Reviewed by Paul Kane

Beating for Light
By Geoff Akers
Juniper Books
January 2006, ISBN-10: 095474280X, Paperback: 311 pages
Available from Amazon UK (see link below) or www.juniperbooks.co.uk

Geoff Akers’ novel tells the story of Isaac Rosenberg, one of the lesser-known but more interesting poets of the First World War. We follow the poet’s life for virtually the whole of its short duration, beginning with his poverty-stricken childhood in the slums of London’s East End and ending with his death on the battlefields of France in 1918, as the Great War – even now perhaps “the war to end all wars” – staggered to its final unseemly end.

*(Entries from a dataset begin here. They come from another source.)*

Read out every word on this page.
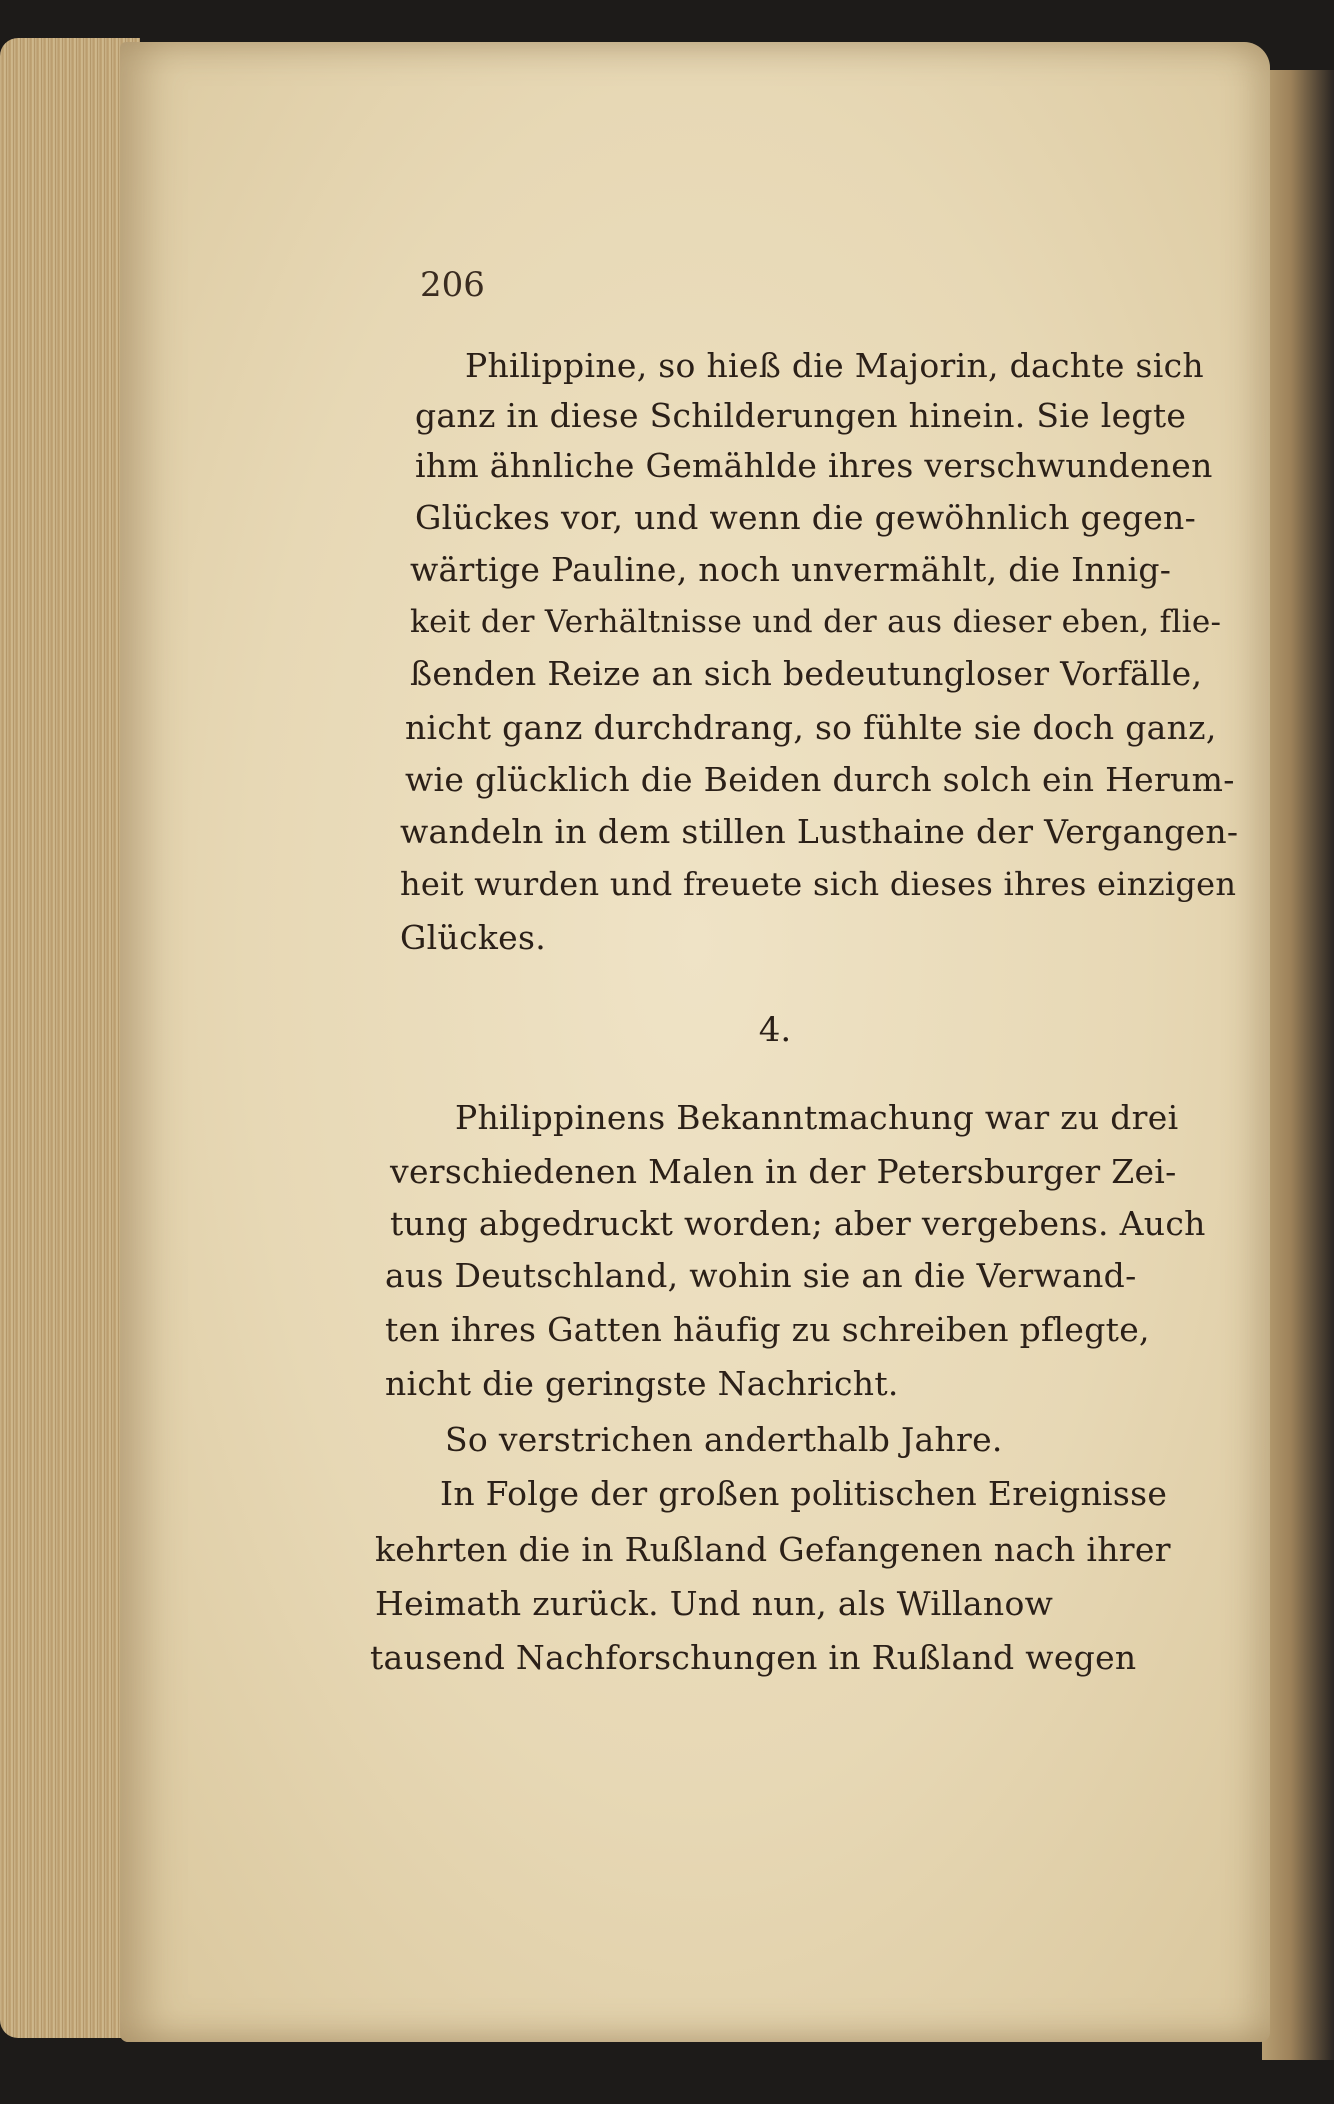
206
Philippine, so hieß die Majorin, dachte sich
ganz in diese Schilderungen hinein. Sie legte
ihm ähnliche Gemählde ihres verschwundenen
Glückes vor, und wenn die gewöhnlich gegen-
wärtige Pauline, noch unvermählt, die Innig-
keit der Verhältnisse und der aus dieser eben, flie-
ßenden Reize an sich bedeutungloser Vorfälle,
nicht ganz durchdrang, so fühlte sie doch ganz,
wie glücklich die Beiden durch solch ein Herum-
wandeln in dem stillen Lusthaine der Vergangen-
heit wurden und freuete sich dieses ihres einzigen
Glückes.
4.
Philippinens Bekanntmachung war zu drei
verschiedenen Malen in der Petersburger Zei-
tung abgedruckt worden; aber vergebens. Auch
aus Deutschland, wohin sie an die Verwand-
ten ihres Gatten häufig zu schreiben pflegte,
nicht die geringste Nachricht.
So verstrichen anderthalb Jahre.
In Folge der großen politischen Ereignisse
kehrten die in Rußland Gefangenen nach ihrer
Heimath zurück. Und nun, als Willanow
tausend Nachforschungen in Rußland wegen
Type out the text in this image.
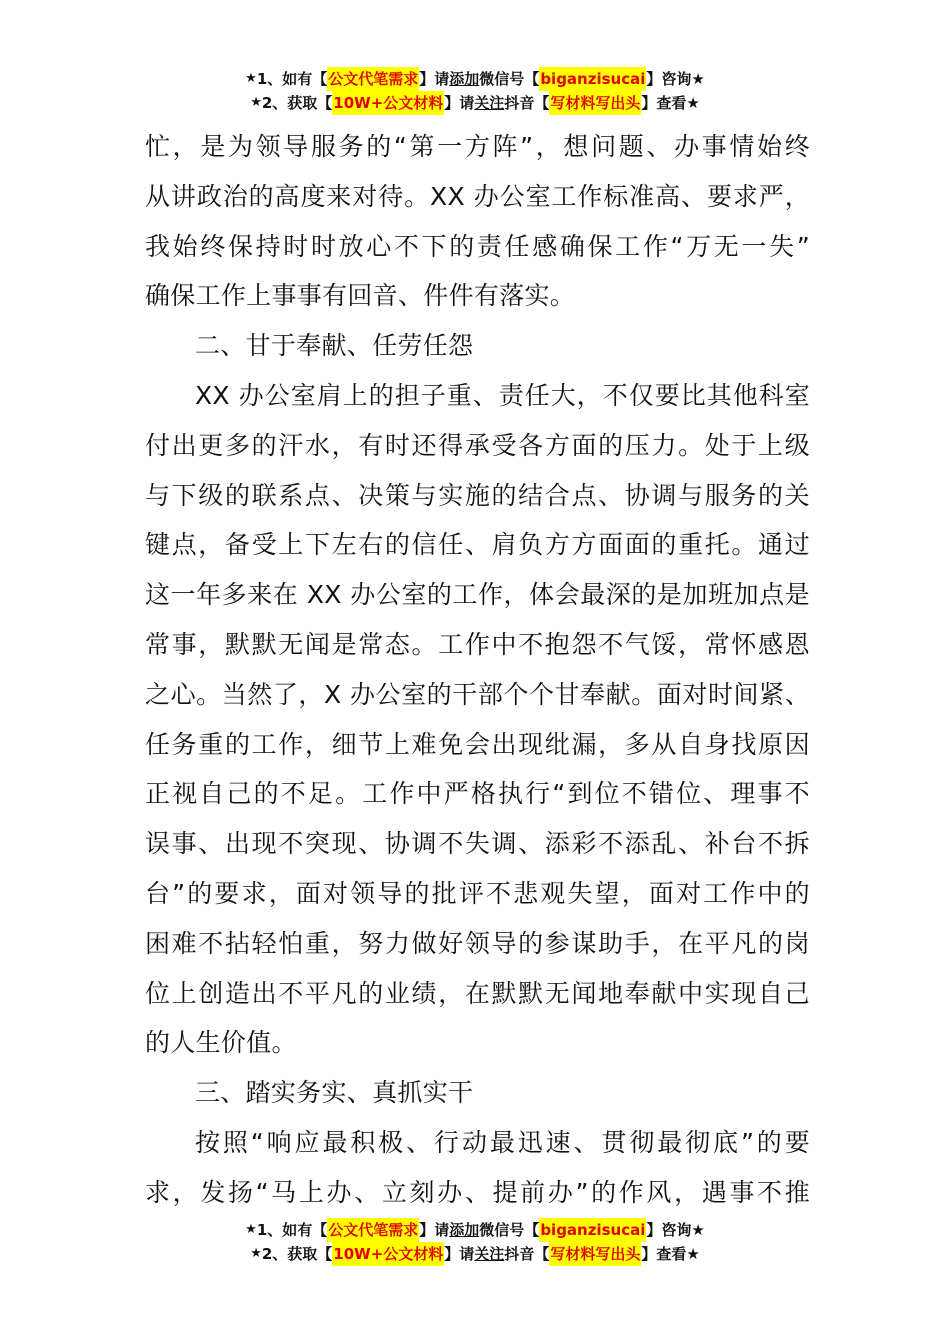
★ 1、如有【 公文代笔需求 】请 添加 微信号【 biganzisucai 】咨询★
★ 2、获取【 10W+公文材料 】请 关注 抖音【 写材料写出头 】查看★
忙，是为领导服务的“第一方阵”，想问题、办事情始终
从讲政治的高度来对待。XX 办公室工作标准高、要求严，
我始终保持时时放心不下的责任感确保工作“万无一失”
确保工作上事事有回音、件件有落实。
二、甘于奉献、任劳任怨
XX 办公室肩上的担子重、责任大，不仅要比其他科室
付出更多的汗水，有时还得承受各方面的压力。处于上级
与下级的联系点、决策与实施的结合点、协调与服务的关
键点，备受上下左右的信任、肩负方方面面的重托。通过
这一年多来在 XX 办公室的工作，体会最深的是加班加点是
常事，默默无闻是常态。工作中不抱怨不气馁，常怀感恩
之心。当然了，X 办公室的干部个个甘奉献。面对时间紧、
任务重的工作，细节上难免会出现纰漏，多从自身找原因
正视自己的不足。工作中严格执行“到位不错位、理事不
误事、出现不突现、协调不失调、添彩不添乱、补台不拆
台”的要求，面对领导的批评不悲观失望，面对工作中的
困难不拈轻怕重，努力做好领导的参谋助手，在平凡的岗
位上创造出不平凡的业绩，在默默无闻地奉献中实现自己
的人生价值。
三、踏实务实、真抓实干
按照“响应最积极、行动最迅速、贯彻最彻底”的要
求，发扬“马上办、立刻办、提前办”的作风，遇事不推
★ 1、如有【 公文代笔需求 】请 添加 微信号【 biganzisucai 】咨询★
★ 2、获取【 10W+公文材料 】请 关注 抖音【 写材料写出头 】查看★
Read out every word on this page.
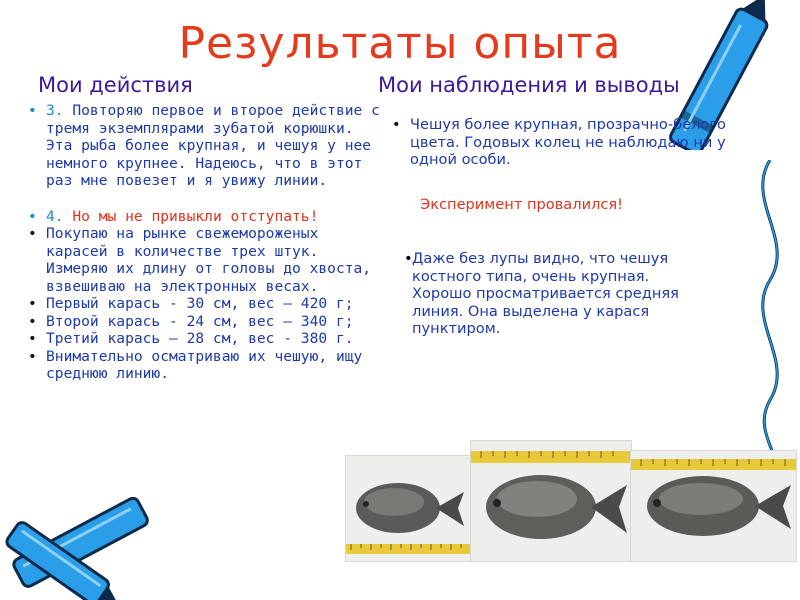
Результаты опыта
Мои действия	Мои наблюдения и выводы
• 3. Повторяю первое и второе действие с тремя экземплярами зубатой корюшки. Эта рыба более крупная, и чешуя у нее немного крупнее. Надеюсь, что в этот раз мне повезет и я увижу линии.
• 4. Но мы не привыкли отступать!
• Покупаю на рынке свежемороженых карасей в количестве трех штук. Измеряю их длину от головы до хвоста, взвешиваю на электронных весах.
• Первый карась - 30 см, вес – 420 г;
• Второй карась - 24 см, вес – 340 г;
• Третий карась – 28 см, вес - 380 г.
• Внимательно осматриваю их чешую, ищу среднюю линию.
• Чешуя более крупная, прозрачно-белого цвета. Годовых колец не наблюдаю ни у одной особи.
Эксперимент провалился!
• Даже без лупы видно, что чешуя костного типа, очень крупная. Хорошо просматривается средняя линия. Она выделена у карася пунктиром.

The novel is well-researched and vividly imagined. A great number of Rosenberg’s poems – and some poetic fragments – are given in the novel, and these make his death at a young age all the more poignant. One such poem is the great “Returning, We Hear Larks”, with its sublime final stanza:

Death could drop from the dark
As easily as song –
But song only dropped,
Like a blind man’s dreams on the sand
By dangerous tides,
Like a girl’s dark hair for she dreams no ruin lies there,
Or her kisses where a serpent hides.

On reading these lines, one cannot help but wonder (as we wonder also of Keats and Shelley) what else of greatness Rosenberg might have written, had he lived.

This is an extremely well-written and worthwhile work that will appeal especially to those readers who have found tragedy and beauty in Sebastian Faulks’ Birdsong or Pat Barker’s Regeneration Trilogy. Like these other novels, Beating for Light makes us realise that war – with all its waste, horror and futility – has, too, a human face.